The village board granted Ava’s Café a late-night Class A-1 liquor license, which permits the sale of beer, wine and spirits from 7 a.m. to 2 a.m. daily. The annual fee for such a license is $3,653.

A full liquor license for standalone gambling parlors, defined in the village code as a place where revenue from the sale food/drinks account for no more than 49% of annual gross sales, costs $15,000 annually.

Both Rush and Mayor Joseph Mengoni said Ava’s Café was a business where food and drink would account for the majority of its annual revenue.

Mengoni explained to upset residents on March 13 that the village would open itself up to a discrimination lawsuit if it refused to grant a liquor license to a business that’s permitted at 8700 26th St. and exists elsewhere in places near residential districts.

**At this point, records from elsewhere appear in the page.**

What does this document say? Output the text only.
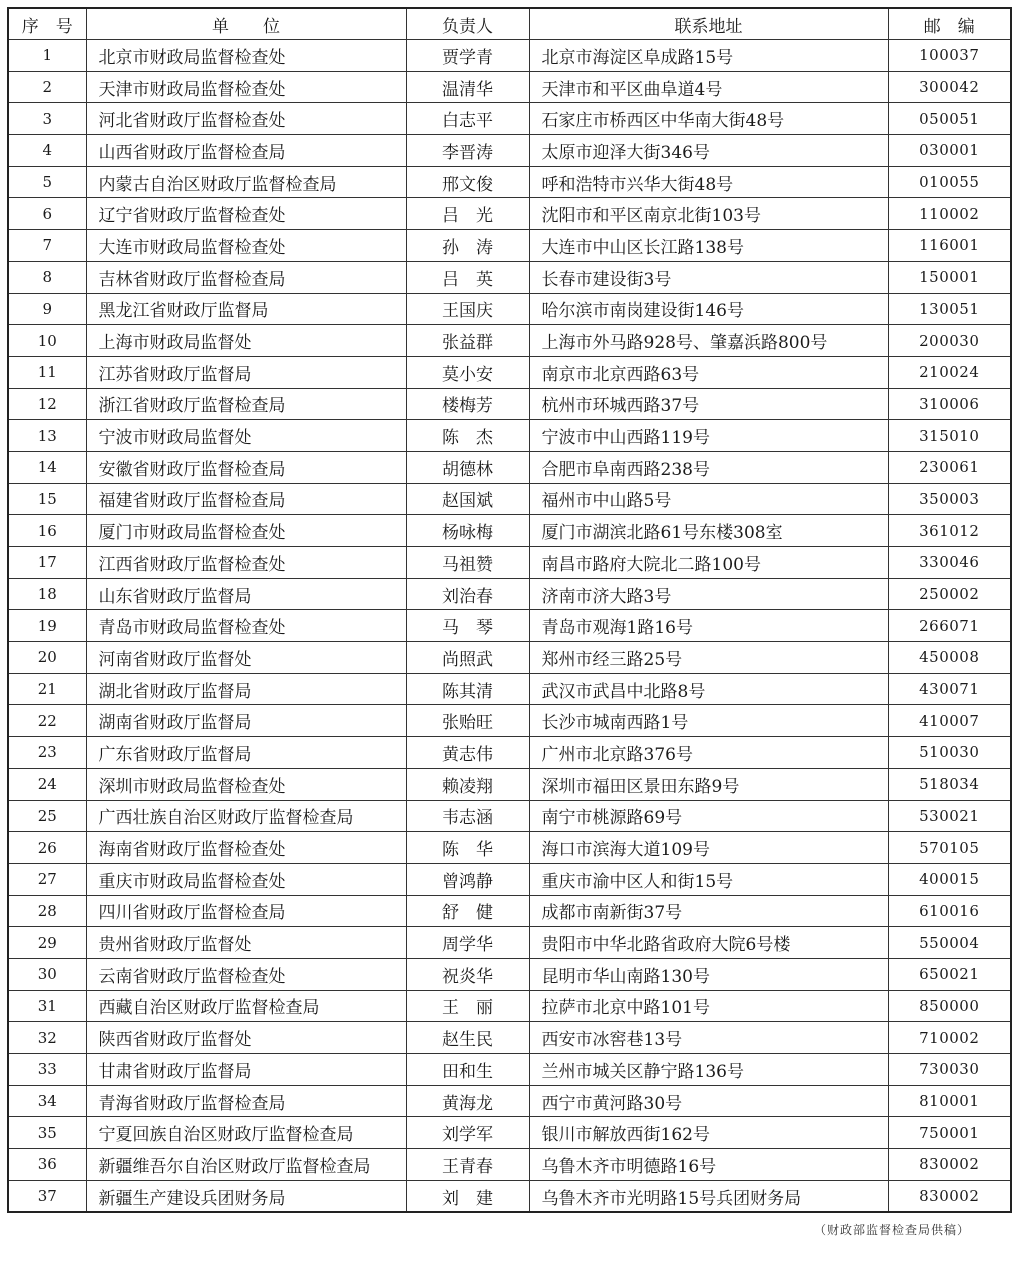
序　号	单　　位	负责人	联系地址	邮　编
1	北京市财政局监督检查处	贾学青	北京市海淀区阜成路15号	100037
2	天津市财政局监督检查处	温清华	天津市和平区曲阜道4号	300042
3	河北省财政厅监督检查处	白志平	石家庄市桥西区中华南大街48号	050051
4	山西省财政厅监督检查局	李晋涛	太原市迎泽大街346号	030001
5	内蒙古自治区财政厅监督检查局	邢文俊	呼和浩特市兴华大街48号	010055
6	辽宁省财政厅监督检查处	吕　光	沈阳市和平区南京北街103号	110002
7	大连市财政局监督检查处	孙　涛	大连市中山区长江路138号	116001
8	吉林省财政厅监督检查局	吕　英	长春市建设街3号	150001
9	黑龙江省财政厅监督局	王国庆	哈尔滨市南岗建设街146号	130051
10	上海市财政局监督处	张益群	上海市外马路928号、肇嘉浜路800号	200030
11	江苏省财政厅监督局	莫小安	南京市北京西路63号	210024
12	浙江省财政厅监督检查局	楼梅芳	杭州市环城西路37号	310006
13	宁波市财政局监督处	陈　杰	宁波市中山西路119号	315010
14	安徽省财政厅监督检查局	胡德林	合肥市阜南西路238号	230061
15	福建省财政厅监督检查局	赵国斌	福州市中山路5号	350003
16	厦门市财政局监督检查处	杨咏梅	厦门市湖滨北路61号东楼308室	361012
17	江西省财政厅监督检查处	马祖赞	南昌市路府大院北二路100号	330046
18	山东省财政厅监督局	刘治春	济南市济大路3号	250002
19	青岛市财政局监督检查处	马　琴	青岛市观海1路16号	266071
20	河南省财政厅监督处	尚照武	郑州市经三路25号	450008
21	湖北省财政厅监督局	陈其清	武汉市武昌中北路8号	430071
22	湖南省财政厅监督局	张贻旺	长沙市城南西路1号	410007
23	广东省财政厅监督局	黄志伟	广州市北京路376号	510030
24	深圳市财政局监督检查处	赖凌翔	深圳市福田区景田东路9号	518034
25	广西壮族自治区财政厅监督检查局	韦志涵	南宁市桃源路69号	530021
26	海南省财政厅监督检查处	陈　华	海口市滨海大道109号	570105
27	重庆市财政局监督检查处	曾鸿静	重庆市渝中区人和街15号	400015
28	四川省财政厅监督检查局	舒　健	成都市南新街37号	610016
29	贵州省财政厅监督处	周学华	贵阳市中华北路省政府大院6号楼	550004
30	云南省财政厅监督检查处	祝炎华	昆明市华山南路130号	650021
31	西藏自治区财政厅监督检查局	王　丽	拉萨市北京中路101号	850000
32	陕西省财政厅监督处	赵生民	西安市冰窖巷13号	710002
33	甘肃省财政厅监督局	田和生	兰州市城关区静宁路136号	730030
34	青海省财政厅监督检查局	黄海龙	西宁市黄河路30号	810001
35	宁夏回族自治区财政厅监督检查局	刘学军	银川市解放西街162号	750001
36	新疆维吾尔自治区财政厅监督检查局	王青春	乌鲁木齐市明德路16号	830002
37	新疆生产建设兵团财务局	刘　建	乌鲁木齐市光明路15号兵团财务局	830002
（财政部监督检查局供稿）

Plans for Ava’s Café filed with the village show that there will be a bar seating eight people and three two-top tables in the main area. A separate gaming space will be located along the west front of the business.

Behind the building, plans show an outdoor beer garden with more seating. Rush said that outdoor area will be the “pet-friendly” aspect of the business.

“We’re incorporating the outdoor area to be a very relaxing, calming atmosphere,” Rush told the Landmark. 

The beer garden was a particular problem for Meadows, who noted it was just across the alley from her home.

“[It’s] right in our backyard, literally right where we sleep there’s going to be a beer garden for a wine bar,” Meadows said.